Amartime / Logistic-Regression

Four-Parameter Logistic Regression for machine learning. There is also code for a two-paramter model and cross-validation in order to test which model leads to more reliable prediction for a given dataset. Note, this was for a research project and may not be heavily noted as it was not initially intended for public use.
0 stars 0 forks source link

Using scipy's genetic algorithm for initial parameter estimation in non-linear optimization #1

Closed zunzun closed 5 years ago

zunzun commented 7 years ago

I see you are writing Python code for non-linear optimization with scipy. The default starting point for scipy's non-linear solvers is to have all parameter values equal to 1.0 - and for many functions the choice of initial parameters are key to successful optimization, particularly when fitting more complex equations. For this reason, the authors of scipy have added a genetic algorithm for initial parameter estimation for use with their non-linear solvers. The module is named scipy.optimize.differential_evolution, which uses the Latin Hypercube algorithm to ensure a thorough search of parameter space.

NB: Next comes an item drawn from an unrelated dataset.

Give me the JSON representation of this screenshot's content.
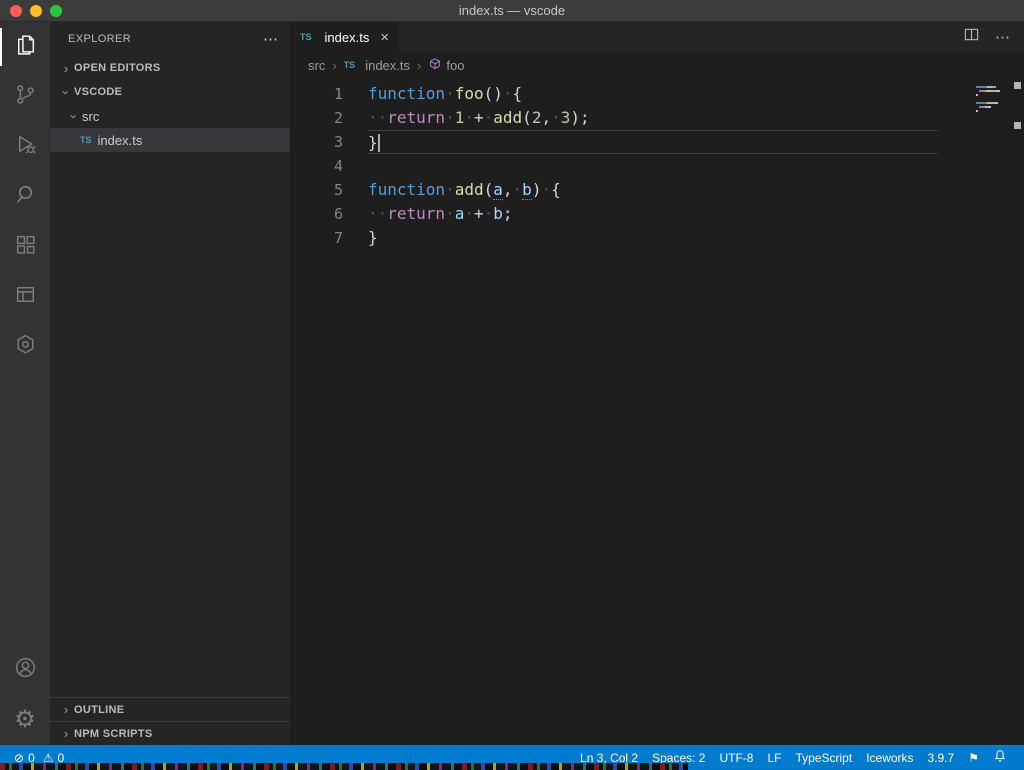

I have used scipy's Differential Evolution genetic algorithm to determine initial parameters for fitting a double Lorentzian peak equation to Raman spectroscopy of carbon nanotubes and found that the results were excellent. The GitHub project, with a test spectroscopy data file, is:

https://github.com/zunzun/RamanSpectroscopyFit

If you have any questions, please let me know. My background is in nuclear engineering and industrial radiation physics, and I love Python, so I will be glad to help.

James Phillips

Amartime commented 5 years ago

Hello James,

I apologize for the late response. This was code from my Master's thesis, and I haven't been diligent in monitoring the repository to say the least. I may one day return to further flesh out this repository, but I have been developing other tools which are sadly private instead.

You are absolutely correct that this is the convention in default guesses for parameters, and I absolutely encourage you to take the code and adjust it to enforce these defaults if you wish. However, I would warn that a default guess of 1.0 for all parameters will lead to significant issues with the 4 parameter logistic regression model. This is due to the fact of the main benefit behind this model being is an adjustment to the asymptotes which the 2 parameter model forces to 0 and 1. A starting guess of 1 for both the lower and upper asymptotes will cause the model to potentially flip (obnoxious with graphing) or struggle to converge. As a result, the code allows for beginning guesses at these parameters via the param0 argument.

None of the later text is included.